Since its formation in May 2008 the panel has met on six occasions. A draft report setting out a staff summary of the panel’s discussions has been posted on the IASB Website. It contains two sections, which separately consider the practices related to measurement and disclosures. Interested parties are invited to provide feedback on the draft report by 3 October 2008. Responses on the draft report will be discussed at the panel’s next meeting, which is planned for early October 2008, and a final version will be posted on the Website shortly afterwards. The panel’s discussions will help with the development of an exposure draft on fair value measurement, which the IASB aims to publish in mid-2009.


Consolidation


The project on consolidation aims to re-examine and clarify the criteria for consolidation of all entities, with a particular focus on the consolidation of special purpose and structured investment entities. The project will also address the disclosure requirements for consolidated and non consolidated entities.

Since accelerating the project in April 2008 the IASB has consulted widely, including preparers and standard-setters across the world. A first draft of a revised standard on consolidation has been prepared by staff, and will be discussed during a series of round-table discussions, the first of which will be held in London on 17 September 2008. Further meetings are planned in October.

The IASB expects to publish an exposure draft of the revised standard later this year, and to issue the standard in the second half of 2009.


Derecognition

The project on derecognition, which is being conducted jointly with the US Financial Accounting Standards Board (FASB), seeks to improve accounting guidance on when financial instruments may be removed from an entity’s balance sheet by securitisation or similar techniques. Added to the IASB’s active work programme in July 2008, the project will be discussed further at the IASB’s meeting in October. The IASB expects to publish an exposure draft after it has published the exposure draft on consolidation.


Disclosures

At its meeting in September the IASB will consider a comprehensive package of proposed amendments to IFRS 7 Financial Instruments: Disclosures as part of a post-implementation review of the standard. The IASB will consider papers on disclosures related to off balance sheet risk, fair value measurement and financial instrument risk, including disclosures related to liquidity risk.

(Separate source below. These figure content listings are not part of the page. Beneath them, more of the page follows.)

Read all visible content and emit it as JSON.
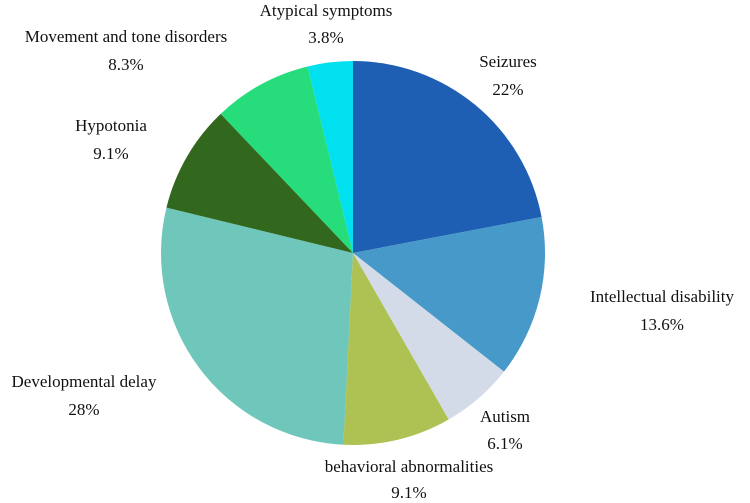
{
  "chart_data": {
    "type": "pie",
    "start_angle_deg": 0,
    "direction": "clockwise",
    "slices": [
      {
        "label": "Seizures",
        "value": 22,
        "value_label": "22%",
        "color": "#1e5fb4"
      },
      {
        "label": "Intellectual disability",
        "value": 13.6,
        "value_label": "13.6%",
        "color": "#4699c8"
      },
      {
        "label": "Autism",
        "value": 6.1,
        "value_label": "6.1%",
        "color": "#d3dbe8"
      },
      {
        "label": "behavioral abnormalities",
        "value": 9.1,
        "value_label": "9.1%",
        "color": "#adc253"
      },
      {
        "label": "Developmental delay",
        "value": 28,
        "value_label": "28%",
        "color": "#6fc7bb"
      },
      {
        "label": "Hypotonia",
        "value": 9.1,
        "value_label": "9.1%",
        "color": "#32681e"
      },
      {
        "label": "Movement and tone disorders",
        "value": 8.3,
        "value_label": "8.3%",
        "color": "#26dc7b"
      },
      {
        "label": "Atypical symptoms",
        "value": 3.8,
        "value_label": "3.8%",
        "color": "#00e0ee"
      }
    ]
  }
}
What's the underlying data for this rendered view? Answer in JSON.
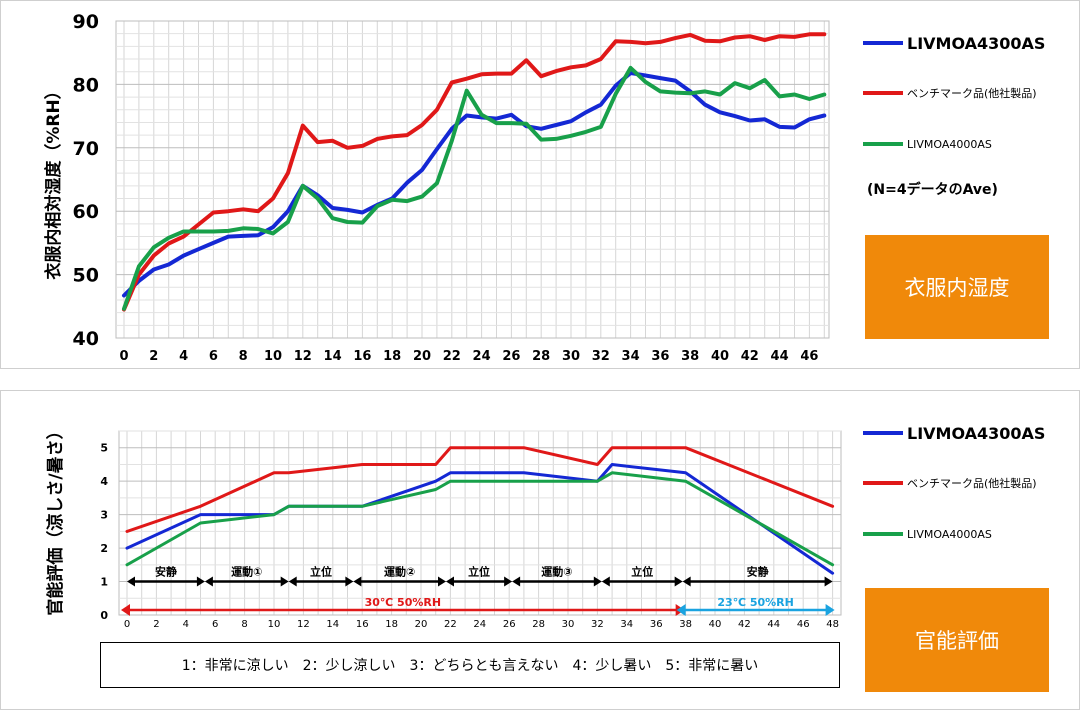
{
  "charts": {
    "humidity": {
      "ylabel": "衣服内相対湿度（%RH）",
      "badge": "衣服内湿度",
      "note": "(N=4データのAve)"
    },
    "sensory": {
      "ylabel": "官能評価（涼しさ/暑さ）",
      "badge": "官能評価",
      "scale_legend": "1：非常に涼しい　2：少し涼しい　3：どちらとも言えない　4：少し暑い　5：非常に暑い"
    }
  },
  "chart_data": [
    {
      "type": "line",
      "ylabel": "衣服内相対湿度（%RH）",
      "ylim": [
        40,
        90
      ],
      "yticks": [
        40,
        50,
        60,
        70,
        80,
        90
      ],
      "xticks": [
        0,
        2,
        4,
        6,
        8,
        10,
        12,
        14,
        16,
        18,
        20,
        22,
        24,
        26,
        28,
        30,
        32,
        34,
        36,
        38,
        40,
        42,
        44,
        46
      ],
      "xlim": [
        0,
        47
      ],
      "grid": true,
      "legend_position": "right",
      "series": [
        {
          "name": "LIVMOA4300AS",
          "color": "#1428d4",
          "x": [
            0,
            1,
            2,
            3,
            4,
            5,
            6,
            7,
            8,
            9,
            10,
            11,
            12,
            13,
            14,
            15,
            16,
            17,
            18,
            19,
            20,
            21,
            22,
            23,
            24,
            25,
            26,
            27,
            28,
            29,
            30,
            31,
            32,
            33,
            34,
            35,
            36,
            37,
            38,
            39,
            40,
            41,
            42,
            43,
            44,
            45,
            46,
            47
          ],
          "y": [
            46.7,
            49.0,
            50.8,
            51.6,
            53.0,
            54.0,
            55.0,
            56.0,
            56.1,
            56.2,
            57.5,
            60.0,
            64.0,
            62.5,
            60.5,
            60.2,
            59.8,
            61.0,
            62.0,
            64.5,
            66.5,
            69.8,
            73.0,
            75.1,
            74.8,
            74.6,
            75.2,
            73.4,
            73.0,
            73.6,
            74.2,
            75.6,
            76.8,
            79.8,
            81.8,
            81.4,
            81.0,
            80.6,
            78.9,
            76.8,
            75.6,
            75.0,
            74.3,
            74.5,
            73.3,
            73.2,
            74.5,
            75.1
          ]
        },
        {
          "name": "ベンチマーク品(他社製品)",
          "color": "#e01818",
          "x": [
            0,
            1,
            2,
            3,
            4,
            5,
            6,
            7,
            8,
            9,
            10,
            11,
            12,
            13,
            14,
            15,
            16,
            17,
            18,
            19,
            20,
            21,
            22,
            23,
            24,
            25,
            26,
            27,
            28,
            29,
            30,
            31,
            32,
            33,
            34,
            35,
            36,
            37,
            38,
            39,
            40,
            41,
            42,
            43,
            44,
            45,
            46,
            47
          ],
          "y": [
            44.5,
            50.0,
            53.0,
            54.9,
            56.0,
            57.9,
            59.8,
            60.0,
            60.3,
            60.0,
            62.0,
            66.0,
            73.5,
            70.9,
            71.1,
            70.0,
            70.3,
            71.4,
            71.8,
            72.0,
            73.6,
            76.0,
            80.3,
            80.9,
            81.6,
            81.7,
            81.7,
            83.8,
            81.3,
            82.1,
            82.7,
            83.0,
            84.0,
            86.8,
            86.7,
            86.5,
            86.7,
            87.3,
            87.8,
            86.9,
            86.8,
            87.4,
            87.6,
            87.0,
            87.6,
            87.5,
            87.9,
            87.9
          ]
        },
        {
          "name": "LIVMOA4000AS",
          "color": "#18a04a",
          "x": [
            0,
            1,
            2,
            3,
            4,
            5,
            6,
            7,
            8,
            9,
            10,
            11,
            12,
            13,
            14,
            15,
            16,
            17,
            18,
            19,
            20,
            21,
            22,
            23,
            24,
            25,
            26,
            27,
            28,
            29,
            30,
            31,
            32,
            33,
            34,
            35,
            36,
            37,
            38,
            39,
            40,
            41,
            42,
            43,
            44,
            45,
            46,
            47
          ],
          "y": [
            44.6,
            51.3,
            54.3,
            55.8,
            56.8,
            56.8,
            56.8,
            56.9,
            57.3,
            57.2,
            56.5,
            58.3,
            64.0,
            62.0,
            58.9,
            58.3,
            58.2,
            60.8,
            61.8,
            61.6,
            62.3,
            64.4,
            71.1,
            79.0,
            75.2,
            73.9,
            73.9,
            73.8,
            71.3,
            71.4,
            71.9,
            72.5,
            73.3,
            78.5,
            82.6,
            80.4,
            78.9,
            78.7,
            78.6,
            78.9,
            78.4,
            80.2,
            79.4,
            80.7,
            78.1,
            78.4,
            77.7,
            78.4
          ]
        }
      ],
      "annotations": [
        "(N=4データのAve)"
      ]
    },
    {
      "type": "line",
      "ylabel": "官能評価（涼しさ/暑さ）",
      "ylim": [
        0,
        5.5
      ],
      "yticks": [
        0,
        1,
        2,
        3,
        4,
        5
      ],
      "xticks": [
        0,
        2,
        4,
        6,
        8,
        10,
        12,
        14,
        16,
        18,
        20,
        22,
        24,
        26,
        28,
        30,
        32,
        34,
        36,
        38,
        40,
        42,
        44,
        46,
        48
      ],
      "xlim": [
        0,
        48
      ],
      "grid": true,
      "legend_position": "right",
      "series": [
        {
          "name": "LIVMOA4300AS",
          "color": "#1428d4",
          "x": [
            0,
            5,
            10,
            11,
            16,
            21,
            22,
            27,
            32,
            33,
            38,
            48
          ],
          "y": [
            2.0,
            3.0,
            3.0,
            3.25,
            3.25,
            4.0,
            4.25,
            4.25,
            4.0,
            4.5,
            4.25,
            1.25
          ]
        },
        {
          "name": "ベンチマーク品(他社製品)",
          "color": "#e01818",
          "x": [
            0,
            5,
            10,
            11,
            16,
            21,
            22,
            27,
            32,
            33,
            38,
            48
          ],
          "y": [
            2.5,
            3.25,
            4.25,
            4.25,
            4.5,
            4.5,
            5.0,
            5.0,
            4.5,
            5.0,
            5.0,
            3.25
          ]
        },
        {
          "name": "LIVMOA4000AS",
          "color": "#18a04a",
          "x": [
            0,
            5,
            10,
            11,
            16,
            21,
            22,
            27,
            32,
            33,
            38,
            48
          ],
          "y": [
            1.5,
            2.75,
            3.0,
            3.25,
            3.25,
            3.75,
            4.0,
            4.0,
            4.0,
            4.25,
            4.0,
            1.5
          ]
        }
      ],
      "phases": [
        {
          "label": "安静",
          "from": 0,
          "to": 5.3
        },
        {
          "label": "運動①",
          "from": 5.3,
          "to": 11
        },
        {
          "label": "立位",
          "from": 11,
          "to": 15.4
        },
        {
          "label": "運動②",
          "from": 15.4,
          "to": 21.7
        },
        {
          "label": "立位",
          "from": 21.7,
          "to": 26.2
        },
        {
          "label": "運動③",
          "from": 26.2,
          "to": 32.3
        },
        {
          "label": "立位",
          "from": 32.3,
          "to": 37.8
        },
        {
          "label": "安静",
          "from": 37.8,
          "to": 48
        }
      ],
      "conditions": [
        {
          "label": "30℃ 50%RH",
          "from": 0,
          "to": 37.8,
          "color": "#e01818"
        },
        {
          "label": "23℃ 50%RH",
          "from": 37.8,
          "to": 48,
          "color": "#1aa3e0"
        }
      ]
    }
  ]
}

The IASB expects to publish the proposed amendments later this year as an exposure draft of a comprehensive IFRS 7 disclosure package.


IAS 39 replacement

The IASB has begun work on replacing IAS 39 Financial Instruments: Recognition and Measurement. As a first step, in March 2008 it published for public comment a discussion paper Reducing Complexity in Reporting Financial Instruments.

IAS 39 is generally considered complex and difficult to understand. In addition it contains a number of alternative ways of measuring financial instruments, which can lead to reduced levels of comparability between similar entities.

The discussion paper seeks views on the feasibility of reducing the number of ways of measuring these instruments both to reduce complexity and to improve comparability. The consultation period ends on 19 September, and after considering the responses the IASB will decide later this year whether to add the project to its active agenda.

Global convergence of accounting standards

The Financial Stability Forum Report recommended that the convergence of accounting standards around the world should be accelerated. The IASB has therefore expedited discussions with standard-setters representing major capital markets across the world and has set 2011 as a target date to complete the projects described in its Memorandum of Understanding with the FASB (announced in 2006), along with the completion of projects described by the ‘Tokyo Agreement’ of 2007 between the IASB and the Accounting Standards Board of Japan (ASBJ).